Daiya’nın epeyce kızgın olduğunu fark ettim, o yüzden konuyu sakarca gülerek değiştirmeye çalıştım.

Her neyse, Daiya kendisinin ve Otonashi-san’ın tamamen uyumsuz olduğunu anlamışa benziyor.

“Böcekle eşit düzeyde kötü olan sezgilerine rağmen, sen bile yakında onun anormalliğini anlayacaksın.”

Kötü bir bahane gibi geldi kulağıma.

Ama hiç de öyle değildi.

Yani, tamamen haklıydı.



İlk ders bittikten hemen sonra Otonashi-san birden elini kaldırdı. Öğretmenimiz, Hokubo-sensei, onu fark etti, ama konuşma hakkı verip vermemesi umurunda değildi. Öğretmen izin vermeden ayağa kalkıp konuşmaya başladı.

“1-6 Sınıfındaki herkesin bir şey yaptıracağım.”

Otonashi-san şaşkın tepkilerimizi aldırmadan konuşmaya devam etti.

“Beş dakikanızı alacak. O kadar zaman ayırabilirsiniz, değil mi?”

Kimse cevap vermedi ama yine de podyuma doğru ilerledi. İlgisiz bir şekilde sınıfın dışına yönlendirdi, ve podyumdaki yerini aldı. Bunun çok garip bir durum olmasına rağmen, çok doğalmış gibi hissettiriyor. Sınıf arkadaşlarımın tepkisine bakılacak olursa, onlar da aynı şekilde düşünüyordu.

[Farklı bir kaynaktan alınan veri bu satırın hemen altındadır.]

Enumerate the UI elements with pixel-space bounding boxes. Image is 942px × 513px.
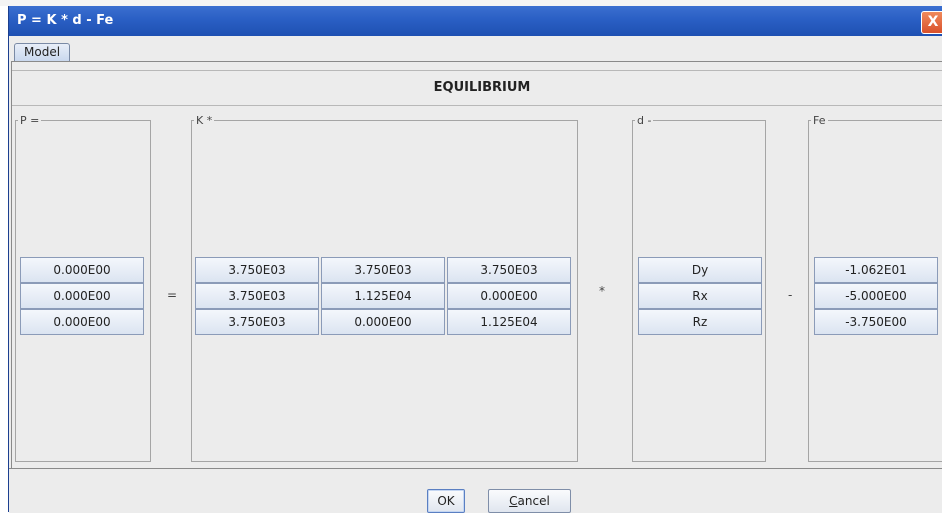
times-operator: * (599, 284, 605, 298)
button-bar: OK Cancel (9, 468, 942, 513)
p-group-label: P = (20, 114, 40, 127)
fe-value-cell[interactable]: -1.062E01 (814, 257, 938, 283)
k-group-label: K * (196, 114, 213, 127)
cancel-label: ancel (517, 494, 550, 508)
cancel-mnemonic: C (509, 494, 518, 508)
fe-value-cell[interactable]: -3.750E00 (814, 309, 938, 335)
k-matrix-cell[interactable]: 1.125E04 (447, 309, 571, 335)
k-matrix-cell[interactable]: 3.750E03 (195, 309, 319, 335)
tab-bar: Model (9, 36, 942, 64)
d-value-cell[interactable]: Rz (638, 309, 762, 335)
k-matrix-cell[interactable]: 3.750E03 (321, 257, 445, 283)
k-matrix-cell[interactable]: 3.750E03 (195, 283, 319, 309)
p-value-cell[interactable]: 0.000E00 (20, 283, 144, 309)
p-value-cell[interactable]: 0.000E00 (20, 309, 144, 335)
k-matrix-cell[interactable]: 1.125E04 (321, 283, 445, 309)
close-icon[interactable]: X (921, 11, 942, 34)
tab-model[interactable]: Model (14, 43, 71, 61)
ok-button[interactable]: OK (427, 489, 465, 513)
p-value-cell[interactable]: 0.000E00 (20, 257, 144, 283)
cancel-button[interactable]: Cancel (488, 489, 571, 513)
k-matrix-cell[interactable]: 3.750E03 (195, 257, 319, 283)
fe-value-cell[interactable]: -5.000E00 (814, 283, 938, 309)
k-matrix-cell[interactable]: 0.000E00 (321, 309, 445, 335)
equals-operator: = (167, 288, 178, 302)
equilibrium-heading: EQUILIBRIUM (12, 70, 942, 106)
fe-group-label: Fe (813, 114, 826, 127)
title-bar[interactable]: P = K * d - Fe X (9, 6, 942, 36)
window-title: P = K * d - Fe (17, 13, 114, 28)
d-value-cell[interactable]: Dy (638, 257, 762, 283)
k-matrix-cell[interactable]: 0.000E00 (447, 283, 571, 309)
tab-content-panel: EQUILIBRIUM P = 0.000E00 0.000E00 0.000E… (11, 61, 942, 469)
minus-operator: - (788, 288, 793, 302)
d-group-label: d - (637, 114, 652, 127)
dialog-window: P = K * d - Fe X Model EQUILIBRIUM P = 0… (8, 6, 942, 513)
d-value-cell[interactable]: Rx (638, 283, 762, 309)
k-matrix-cell[interactable]: 3.750E03 (447, 257, 571, 283)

Sınıf sessizlik içindeydi.

Podyumda dururken, Otonashi-san dümdüz ileri bakıp konuşmaya başladı.

“Şimdi benim için ‘belirli bir şey’ yazacaksınız.”

Otonashi-san podyumdan indi ve ön sıralardaki öğrencilere kağıt verdi.

O öğrenciler kendilerine birer kağıt ayırıp kalanını arkaya uzattı, bütün sınıfa dağıtılması gereken ilan dağıtırmış gibi.

Sonunda ben de bir adet aldım. Her yanı 10cm olan sıradan, boş, geri dönüştürülmüş bir kağıt.

“Bitirdiğinizde lütfen bana geri verin.”

“Bu ‘belirli bir şey’ ne?”

Kokone herkesin aklında olan soruyu sorduktan sonra, Otonashi-san basitce cevap verdi:

“İsmim.”

Bu sözle birlikte, az önce sessiz olan sınıf bir anda gürültülü olmaya başladı. Makul, bende anlamamıştım. İsmi mi? Herkes onun ismini biliyor. Daha bu sabah kendini “Aya Otonashi” diye tanıttı.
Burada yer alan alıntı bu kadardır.